Em termos de repercussão na opinião pública imediata, nota-se que a sociedade não se engajou com o debate. Historicamente, quando os profissionais da educação se sentem desestimulados, dificilmente a educação consegue obter bons resultados. A população costuma levar um tempo para fazer tais conexões ou sequer consegue fazer relações, neste nível. Mas de algum modo o descontentamento fica nítido, o que não é benéfico para ninguém.
Base política
Fissuras também ocorreram entre alguns parlamentares do campo progressista da Câmara. Refiro-me especificamente ao PT, que se dividiu na votação. Dois vereadores petistas (Tainá de Paula e Edson Santos) estão sendo criticados pelo magistério, por conta do "sim" ao PLC. O PT compõe a base aliada do governo Paes, logo, em uma votação relevante como essa (do ponto de vista do empenho governamental sobre a matéria), o partido não se desconectou do Executivo, mas também sinalizou que há divergências sobre o teor do projeto. O cálculo político de hoje, feito pelos parlamentares, será mensurado com o tempo.
Sobre a base política mais ao centro ou à direita na Câmara, a repercussão aparenta fazer pouca diferença. Nas redes de alguns parlamentares, o tema não foi muito mencionado. A movimentação mais intensa dos parlamentares da direita, quando o assunto é a educação, acaba se dando quando o teor da proposta é de cunho moral, envolvendo a chamada pauta dos costumes.
Quanto ao secretário Renan Ferreirinha, há uma dupla sensação, pois ele está usufruindo de visibilidade, via inserções na imprensa e nas redes sociais. Em Brasília, podemos dizer que ele colhe os louros da temática do uso de celulares nas escolas.

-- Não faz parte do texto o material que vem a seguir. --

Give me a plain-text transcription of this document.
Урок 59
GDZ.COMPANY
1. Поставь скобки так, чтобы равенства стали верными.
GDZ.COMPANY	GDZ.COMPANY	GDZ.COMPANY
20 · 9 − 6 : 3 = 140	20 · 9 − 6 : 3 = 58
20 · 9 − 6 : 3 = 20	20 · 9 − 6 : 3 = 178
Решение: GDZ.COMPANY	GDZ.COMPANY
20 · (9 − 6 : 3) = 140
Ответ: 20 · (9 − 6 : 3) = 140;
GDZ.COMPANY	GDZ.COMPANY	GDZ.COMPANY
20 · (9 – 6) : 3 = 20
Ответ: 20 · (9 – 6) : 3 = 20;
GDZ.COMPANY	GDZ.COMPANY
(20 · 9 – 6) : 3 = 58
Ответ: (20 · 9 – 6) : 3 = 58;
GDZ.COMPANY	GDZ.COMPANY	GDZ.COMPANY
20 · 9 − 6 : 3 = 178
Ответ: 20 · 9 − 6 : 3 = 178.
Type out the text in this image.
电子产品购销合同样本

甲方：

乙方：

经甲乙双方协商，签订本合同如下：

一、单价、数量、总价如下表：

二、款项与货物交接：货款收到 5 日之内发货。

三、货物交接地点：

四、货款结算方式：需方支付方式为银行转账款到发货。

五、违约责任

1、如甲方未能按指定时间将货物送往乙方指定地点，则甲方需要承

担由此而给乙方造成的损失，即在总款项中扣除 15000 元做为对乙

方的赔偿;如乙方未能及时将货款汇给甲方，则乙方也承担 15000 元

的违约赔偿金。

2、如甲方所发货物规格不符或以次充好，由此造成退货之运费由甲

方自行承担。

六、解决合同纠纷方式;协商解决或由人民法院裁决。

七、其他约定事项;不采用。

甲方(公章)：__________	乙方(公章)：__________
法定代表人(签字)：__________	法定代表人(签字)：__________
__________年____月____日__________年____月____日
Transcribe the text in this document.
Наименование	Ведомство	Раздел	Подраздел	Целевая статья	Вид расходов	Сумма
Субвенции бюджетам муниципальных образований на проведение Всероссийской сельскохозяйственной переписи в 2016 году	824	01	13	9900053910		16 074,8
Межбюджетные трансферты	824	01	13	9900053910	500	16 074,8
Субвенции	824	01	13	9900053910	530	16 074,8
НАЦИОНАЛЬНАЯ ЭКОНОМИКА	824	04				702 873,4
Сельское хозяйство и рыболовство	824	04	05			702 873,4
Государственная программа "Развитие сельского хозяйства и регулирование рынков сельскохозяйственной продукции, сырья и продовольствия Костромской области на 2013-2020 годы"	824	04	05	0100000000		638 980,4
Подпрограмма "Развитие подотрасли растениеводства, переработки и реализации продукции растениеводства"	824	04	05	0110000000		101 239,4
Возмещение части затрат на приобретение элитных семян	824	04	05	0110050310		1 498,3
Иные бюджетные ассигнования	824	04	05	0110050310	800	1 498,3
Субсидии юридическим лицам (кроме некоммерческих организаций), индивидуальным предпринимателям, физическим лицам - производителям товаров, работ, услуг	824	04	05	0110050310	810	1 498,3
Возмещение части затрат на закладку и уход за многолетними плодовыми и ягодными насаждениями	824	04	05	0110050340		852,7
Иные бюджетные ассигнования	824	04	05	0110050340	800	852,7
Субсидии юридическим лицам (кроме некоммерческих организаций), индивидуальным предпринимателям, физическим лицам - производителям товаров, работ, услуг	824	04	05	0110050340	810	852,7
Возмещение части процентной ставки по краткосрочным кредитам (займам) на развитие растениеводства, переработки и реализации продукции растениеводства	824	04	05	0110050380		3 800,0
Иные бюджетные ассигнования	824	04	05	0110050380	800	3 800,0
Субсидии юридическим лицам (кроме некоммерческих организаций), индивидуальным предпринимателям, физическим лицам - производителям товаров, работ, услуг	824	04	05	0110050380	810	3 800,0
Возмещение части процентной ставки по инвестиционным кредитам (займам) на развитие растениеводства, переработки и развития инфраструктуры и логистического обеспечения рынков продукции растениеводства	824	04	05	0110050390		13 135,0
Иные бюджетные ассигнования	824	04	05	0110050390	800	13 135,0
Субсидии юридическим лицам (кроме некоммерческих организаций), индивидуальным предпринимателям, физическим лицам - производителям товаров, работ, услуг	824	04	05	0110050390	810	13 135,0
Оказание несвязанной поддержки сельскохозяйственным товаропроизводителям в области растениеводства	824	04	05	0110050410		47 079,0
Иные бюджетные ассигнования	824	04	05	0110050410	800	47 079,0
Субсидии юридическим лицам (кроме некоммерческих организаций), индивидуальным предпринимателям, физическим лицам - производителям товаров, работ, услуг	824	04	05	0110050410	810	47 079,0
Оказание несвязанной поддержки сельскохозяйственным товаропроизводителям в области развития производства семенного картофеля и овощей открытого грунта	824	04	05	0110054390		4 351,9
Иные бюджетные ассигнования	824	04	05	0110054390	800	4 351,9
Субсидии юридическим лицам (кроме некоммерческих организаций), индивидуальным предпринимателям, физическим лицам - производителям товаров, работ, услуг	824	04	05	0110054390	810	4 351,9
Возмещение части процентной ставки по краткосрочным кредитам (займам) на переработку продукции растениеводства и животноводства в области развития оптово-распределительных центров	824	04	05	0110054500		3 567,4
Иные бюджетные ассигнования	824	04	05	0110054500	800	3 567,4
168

Porém, frente ao magistério municipal, há um descontentamento pelos motivos descritos. Novamente, o tempo vai revelar os ônus e bônus para este agente público. Considerando que a vida política de um parlamentar demanda votos, parece seguro dizer os educadores cariocas, uma categoria fundamental da área de atuação de Ferreirinha, dificilmente depositarão confiança eleitoral nele.
Uma coincidência igualmente paradoxal marca esta conjuntura e, com ela, fecho a análise. É comum que projetos educacionais de teor mais negativo ou polêmico sejam apresentados no final do ano. Desta vez, o Rio, com suas diversas contradições, foi palco de duas movimentações em direções opostas, ainda que por motivos conjunturais.
*Rafael Bastos é professor do Programa de Pós-graduação em Políticas Públicas e Formação Humana da Universidade do Estado do Rio de Janeiro (Uerj) e membro do Laboratório de Políticas Públicas.
**Este é um artigo de opinião. A visão dos autores não necessariamente expressa a linha editorial do Brasil de Fato RJ.